Personal information
- Born: January 11, 1999 (age 27) Jecheon, South Korea
- Height: 195 cm (6 ft 5 in)
- Weight: 85 kg (187 lb)
- College / University: Sungkyunkwan University

Volleyball information
- Position: Outside hitter

Career
| Years | Teams |
| 2020–2025 | Suwon KEPCO Vixtorm |
| 2025– | Uijeongbu KB Insurance Stars |

National team
|  | South Korea |
| South Korea under-19 | 2017 |
| South Korea Senior | 2022– |

Honours
Men's Volleyball
Representing South Korea
Asian Championship
| Bronze medal – third place | 2026 Kitakyushu | Team |

Korean name
- Hangul: 임성진
- Hanja: 林盛進
- RR: Im Seongjin
- MR: Im Sŏngjin

= Lim Sung-jin =

South Korean volleyball player (born 1999)

Lim Sung-jin (born January 11, 1999) is a South Korean indoor volleyball player. He plays as an outside hitter for Uijeongbu KB Insurance Stars in the V-League.

==Early life and senior career==
Lim Sung-jin was born on January 11, 1999, in Jecheon, North Chungcheong Province. He attended Yongdu Elementary School before transferring to Uirim Elementary, where he began playing volleyball. He enrolled at Jecheon Middle and Jecheon Industrial High School. In 2017, Lim was credited for playing a pivotal role in his high school's advancement in the Yeonggwang Cup Volleyball Championship. Lee Da-rae of Insight named his one of the best attackers on the team and a rising star of the next generation.
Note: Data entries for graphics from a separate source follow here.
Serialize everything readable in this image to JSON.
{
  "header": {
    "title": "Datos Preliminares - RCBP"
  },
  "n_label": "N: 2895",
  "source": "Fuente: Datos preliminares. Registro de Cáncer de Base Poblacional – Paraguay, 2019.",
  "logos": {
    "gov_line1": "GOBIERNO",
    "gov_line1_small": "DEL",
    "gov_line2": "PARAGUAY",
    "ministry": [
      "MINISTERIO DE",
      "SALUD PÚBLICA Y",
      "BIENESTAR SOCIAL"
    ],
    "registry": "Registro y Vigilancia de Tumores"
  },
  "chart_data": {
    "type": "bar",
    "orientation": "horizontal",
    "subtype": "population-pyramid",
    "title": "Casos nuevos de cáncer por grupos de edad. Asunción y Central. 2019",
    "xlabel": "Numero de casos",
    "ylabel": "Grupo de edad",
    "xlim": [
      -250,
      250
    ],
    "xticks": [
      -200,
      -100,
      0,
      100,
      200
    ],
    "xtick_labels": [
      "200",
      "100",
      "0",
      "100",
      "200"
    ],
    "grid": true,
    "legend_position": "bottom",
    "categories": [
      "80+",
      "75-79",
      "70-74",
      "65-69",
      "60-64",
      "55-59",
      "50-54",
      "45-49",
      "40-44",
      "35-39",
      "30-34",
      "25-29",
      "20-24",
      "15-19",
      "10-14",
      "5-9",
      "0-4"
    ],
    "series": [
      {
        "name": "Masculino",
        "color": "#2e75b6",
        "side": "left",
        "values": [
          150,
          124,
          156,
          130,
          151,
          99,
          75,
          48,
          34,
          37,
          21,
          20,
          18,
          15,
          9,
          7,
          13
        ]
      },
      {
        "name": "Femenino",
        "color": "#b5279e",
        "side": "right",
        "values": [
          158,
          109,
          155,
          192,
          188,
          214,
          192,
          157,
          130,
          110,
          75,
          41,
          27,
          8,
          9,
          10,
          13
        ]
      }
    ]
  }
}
Lim was admitted to Sungkyunkwan University in 2018. At that year's National University Volleyball Tournament, he was credited in part for the institution's 3–0 victory in the inaugural match against Chosun University. As a third-year student, Lim applied for the 2020–2021 Korea Volleyball Federation (KOVO) Male Rookie Player Draft and signed with Suwon KEPCO Vixtorm as the second-round pick. He became a free agent at the end of the 2024–25 season, soon joining Uijeongbu KB Insurance Stars.

==International career==
Lim was selected for the South Korea men's national under-19 volleyball team to compete in the 2017 FIVB Volleyball Boys' U19 World Championship. In the preliminary round against Bangladesh, he scored ten points, the third-most on his team. In the quarterfinals, Lim's thirteen points was credited in part for his team's victory against Taiwan. He was viewed as one of the driving forces that led the team to the tournament's semi-finals.

==Playing style and image==
Lim plays as an opposite hitter who has been noted for his strengths in offense and defense. He played as a left-side hitter from high school; his frequency of attacks decreased in university, while the number of times serving and receiving the ball increased. Together with Lim Dong-hyuk, they have been dubbed "treasures" and the "national duo" of South Korean volleyball. He is also referred to as "Suwon's prince". Lim cites Song Hui-chae and Jung Ji-seok as his role models.